Ивану Терентьевичу перевалило за шестьдесят, однако не разучился он по-юношески возмущаться и мечтать.
«Завтра на правлении выскажусь!.. — распалилась его седая голова. — Я скажу вот что… Миллионы лет человеки воспитывают в себе любовь и братство друг к другу. Горы стихов написали об этом поэты. И мы, товарищи колхозники, вечно стремимся к добру и взаимной доверчивости. Так? И вот перед нами возникла Людмила Милешкина — плод нашей мечты. Мы породили и воспитали Людмилу, и мы же не узнали ее — засмеялись, запоказывали на нее пальцами. Да еще кто-то из нас не побрезговал воспользоваться простотой Людмилы… Стыдно, нам, товарищи!.. Вот как выскажусь завтра…»
Проводив Пронькина, Людмила поднялась на помост посмотреть, как спят ребятишки. В конце июля выдались лунные, чистые ночи, и ситцевый полог расписали черные тени веток, на клеенку падали крупные капли росы. Людмила сидела перед спящими удальцами и всматривалась в их лица, пытаясь угадать, что им снилось, какие мысли в туманной обволоке навещали детей.
Люсямна, подложив обе ладошки под левую щеку и подтянув к животу колени, удивленно вскидывала точеные бровки — видно, чем-то восхищалась во сне. «Опять летит легкой птицей над кедровым лесом, о котором рассказывал ей отец, — подумала Людмила. — Лети, дочка, сон хороший. После полета во сне целый день бывает настроение крылатое…»
Мишутка почмокал припухшими губами и хихикнул.

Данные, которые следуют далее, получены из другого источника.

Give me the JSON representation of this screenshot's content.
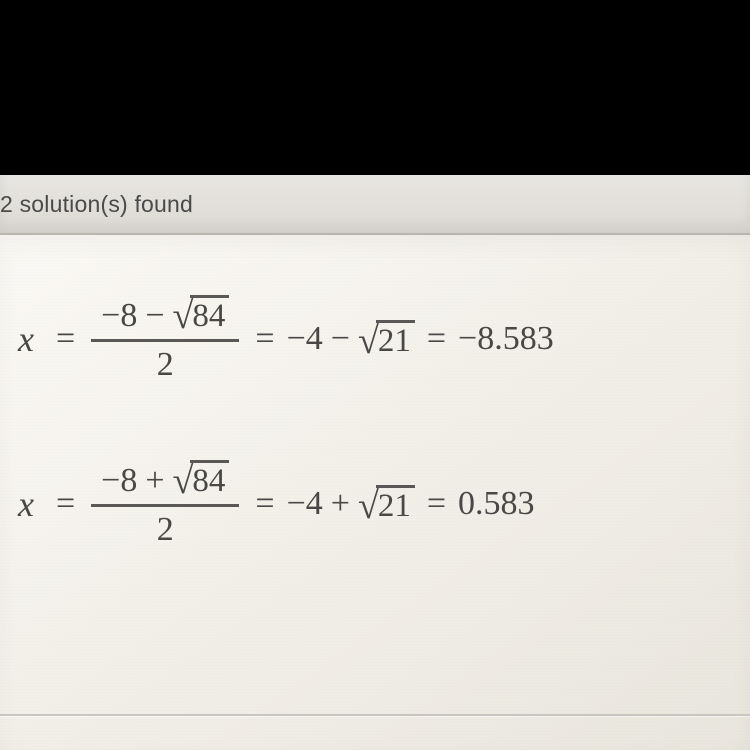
{
  "colors": {
    "page_bg": "#000000",
    "header_bg_top": "#e8e6e2",
    "header_bg_bottom": "#dcd9d4",
    "header_text": "#4a4a4a",
    "content_bg_start": "#fbf9f5",
    "content_bg_end": "#e9e6de",
    "math_text": "#4a4846",
    "rule_color": "#5a5856",
    "divider_color": "#c9c6bf"
  },
  "typography": {
    "header_family": "Arial",
    "header_size_pt": 17,
    "math_family": "Georgia",
    "math_size_pt": 26
  },
  "header": {
    "text": "2 solution(s) found"
  },
  "equations": [
    {
      "variable": "x",
      "fraction": {
        "numerator_lead": "−8",
        "numerator_op": "−",
        "radicand": "84",
        "denominator": "2"
      },
      "simplified_lead": "−4",
      "simplified_op": "−",
      "simplified_radicand": "21",
      "decimal": "−8.583"
    },
    {
      "variable": "x",
      "fraction": {
        "numerator_lead": "−8",
        "numerator_op": "+",
        "radicand": "84",
        "denominator": "2"
      },
      "simplified_lead": "−4",
      "simplified_op": "+",
      "simplified_radicand": "21",
      "decimal": "0.583"
    }
  ],
  "glyphs": {
    "equals": "=",
    "surd": "√"
  }
}
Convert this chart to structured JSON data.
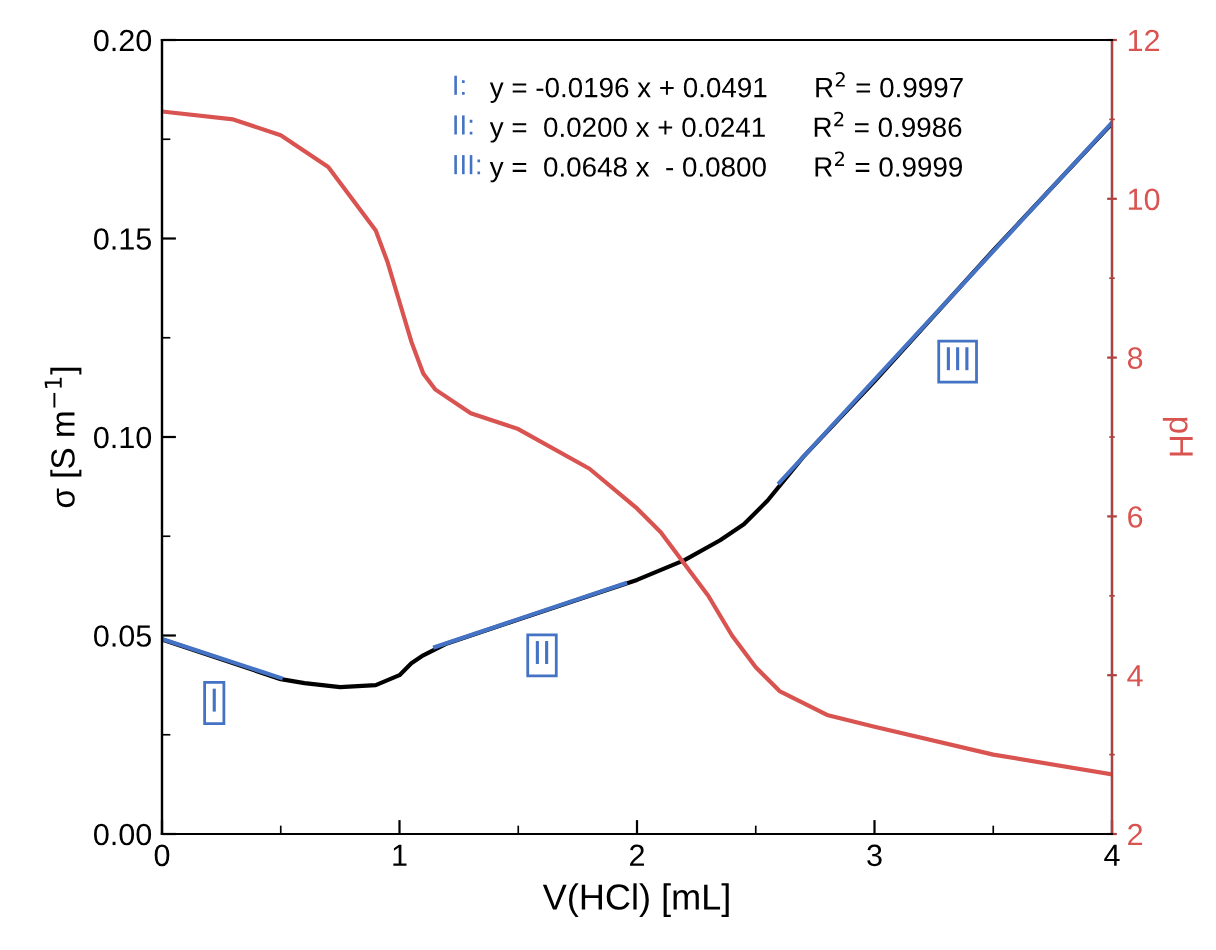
{
  "chart_data": {
    "type": "line",
    "xlabel": "V(HCl) [mL]",
    "ylabel": "σ [S m$^{−1}$]",
    "y2label": "pH",
    "xlim": [
      0,
      4
    ],
    "xticks": [
      0,
      1,
      2,
      3,
      4
    ],
    "ylim": [
      0,
      0.2
    ],
    "yticks": [
      {
        "value": 0,
        "label": "0.00"
      },
      {
        "value": 0.05,
        "label": "0.05"
      },
      {
        "value": 0.1,
        "label": "0.10"
      },
      {
        "value": 0.15,
        "label": "0.15"
      },
      {
        "value": 0.2,
        "label": "0.20"
      }
    ],
    "y2lim": [
      2,
      12
    ],
    "y2ticks": [
      2,
      4,
      6,
      8,
      10,
      12
    ],
    "grid": false,
    "legend": false,
    "marker": "none",
    "line_style": "solid",
    "series": [
      {
        "color": "#000000",
        "x": [
          0,
          0.25,
          0.5,
          0.6,
          0.75,
          0.9,
          1.0,
          1.05,
          1.1,
          1.2,
          1.5,
          1.8,
          2.0,
          2.2,
          2.35,
          2.45,
          2.55,
          2.7,
          3.0,
          3.5,
          4.0
        ],
        "values": [
          0.049,
          0.044,
          0.039,
          0.038,
          0.037,
          0.0375,
          0.04,
          0.043,
          0.045,
          0.048,
          0.054,
          0.06,
          0.064,
          0.069,
          0.074,
          0.078,
          0.084,
          0.095,
          0.114,
          0.147,
          0.179
        ]
      },
      {
        "color": "#4472c4",
        "x": [
          0,
          0.5
        ],
        "values": [
          0.0491,
          0.0393
        ]
      },
      {
        "color": "#4472c4",
        "x": [
          1.15,
          1.95
        ],
        "values": [
          0.0471,
          0.0631
        ]
      },
      {
        "color": "#4472c4",
        "x": [
          2.6,
          4.0
        ],
        "values": [
          0.0885,
          0.1792
        ]
      },
      {
        "color": "#d95350",
        "axis": "y2",
        "x": [
          0,
          0.3,
          0.5,
          0.7,
          0.8,
          0.9,
          0.95,
          1.0,
          1.05,
          1.1,
          1.15,
          1.3,
          1.5,
          1.8,
          2.0,
          2.1,
          2.2,
          2.3,
          2.4,
          2.5,
          2.6,
          2.8,
          3.0,
          3.5,
          4.0
        ],
        "values": [
          11.1,
          11.0,
          10.8,
          10.4,
          10.0,
          9.6,
          9.2,
          8.7,
          8.2,
          7.8,
          7.6,
          7.3,
          7.1,
          6.6,
          6.1,
          5.8,
          5.4,
          5.0,
          4.5,
          4.1,
          3.8,
          3.5,
          3.35,
          3.0,
          2.75
        ]
      }
    ],
    "annotations": [
      "I:   y = -0.0196 x + 0.0491      R$^{2}$ = 0.9997",
      "II:  y =  0.0200 x + 0.0241      R$^{2}$ = 0.9986",
      "III: y =  0.0648 x  - 0.0800      R$^{2}$ = 0.9999",
      {
        "text": "I",
        "x": 0.22,
        "y": 0.033
      },
      {
        "text": "II",
        "x": 1.6,
        "y": 0.045
      },
      {
        "text": "III",
        "x": 3.35,
        "y": 0.119
      }
    ]
  }
}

Каждую ночь прибегает к нему красная с белым хвостом собака и носится взапуски с мальчонкой, танцует на задних лапах, достает из студеного Кура палку. Проснувшись, Мишутка вылазил из полога и звал собаку. Поняв, что никакой собаки нет наяву, затевал от обиды рев. Характером Мишутка был вылитая мать; может, потому и взрослые особенно любили его.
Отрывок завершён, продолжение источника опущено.